Mais le criblage présente ses propres défis car différentes formes peuvent mesurer les processus moléculaires de manière isolée, manquant certaines interactions qui n’apparaissent que sous certaines contraintes ou conditions. Pour relever ces défis, les chercheurs ont mesuré de nouveaux réseaux d’interaction protéine-protéine centrés sur 21 facteurs DDR clés avec et sans dommages à l’ADN. Ils ont développé une approche d’apprentissage automatique pour combiner de nouvelles données avec des données existantes, et une analyse statistique qui a montré que les résultats ont considérablement éclairé la carte résultante.
« Pour moi, deux choses étaient les plus révélatrices », a déclaré Kratz. « Premièrement, la quantité de nouvelles protéines dans la carte. Environ 50 % des protéines incluses dans la carte suivant notre paradigme basé sur les données n’étaient pas incluses dans les cartes organisées par la littérature considérées ici, justifiant une approche basée sur les données pour construire le carte.

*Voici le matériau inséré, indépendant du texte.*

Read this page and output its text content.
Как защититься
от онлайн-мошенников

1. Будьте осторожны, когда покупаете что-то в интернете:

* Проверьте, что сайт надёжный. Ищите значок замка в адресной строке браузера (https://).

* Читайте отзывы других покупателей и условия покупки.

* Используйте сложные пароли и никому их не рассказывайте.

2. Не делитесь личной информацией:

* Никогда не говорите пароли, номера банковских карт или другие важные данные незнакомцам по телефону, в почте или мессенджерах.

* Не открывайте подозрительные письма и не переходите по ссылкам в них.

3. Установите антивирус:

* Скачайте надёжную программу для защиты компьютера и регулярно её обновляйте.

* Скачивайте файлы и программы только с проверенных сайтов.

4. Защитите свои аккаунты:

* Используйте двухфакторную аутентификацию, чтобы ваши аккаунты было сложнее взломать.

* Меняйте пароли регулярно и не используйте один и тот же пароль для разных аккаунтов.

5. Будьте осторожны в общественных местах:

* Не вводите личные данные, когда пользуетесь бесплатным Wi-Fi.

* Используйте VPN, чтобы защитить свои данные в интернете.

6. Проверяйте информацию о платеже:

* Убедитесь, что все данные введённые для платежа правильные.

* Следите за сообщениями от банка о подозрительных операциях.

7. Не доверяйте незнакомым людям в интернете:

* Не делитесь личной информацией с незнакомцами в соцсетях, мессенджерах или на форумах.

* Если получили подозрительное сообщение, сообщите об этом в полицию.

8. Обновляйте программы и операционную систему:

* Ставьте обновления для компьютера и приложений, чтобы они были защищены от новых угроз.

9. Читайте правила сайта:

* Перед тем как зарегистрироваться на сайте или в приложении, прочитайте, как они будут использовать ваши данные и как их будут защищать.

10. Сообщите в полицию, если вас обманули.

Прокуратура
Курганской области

« Deuxièmement et lié à cela, l’adhésion à la DDR n’est pas une affaire binaire, mais se déroule sur un continuum (et nous quantifions ce continuum), s’étendant aux fonctions de stress, de transport et de chromatine. »
Les chercheurs ont créé un logiciel interactif qui permettra à d’autres scientifiques d’étudier les protéines et les interactions DDR d’intérêt spécifique. Kratz a déclaré que les scientifiques peuvent également utiliser la carte comme composant dans des systèmes d’apprentissage automatique visibles qui pourraient potentiellement éclairer des questions plus larges, telles que la pertinence de la DDR dans la transition du génotype (la constitution génétique d’un organisme individuel) au phénotype (caractéristiques d’un individu). résultant de l’interaction de son génotype avec l’environnement). Par exemple, comment l’exposition à des médicaments ou à des toxines peut modifier le DDR.
Les co-auteurs incluent : Minkyu Kim, Maya Modak et Nevan J. Krogan, UC San Francisco ; Mark Kelly, Fan Zheng, Keiichiro Ono, Yue Qin, Christopher Churas, Jing Chen, Rudolf T. Pillich, Jisoo Park, Rachel Collier, Kate Licon et Dexter Pratt, tous à l’UC San Diego ; Christopher A. Koczor, Jianfeng Li, Université du sud de l’Alabama ; Robert W. Sobol, Université Brown.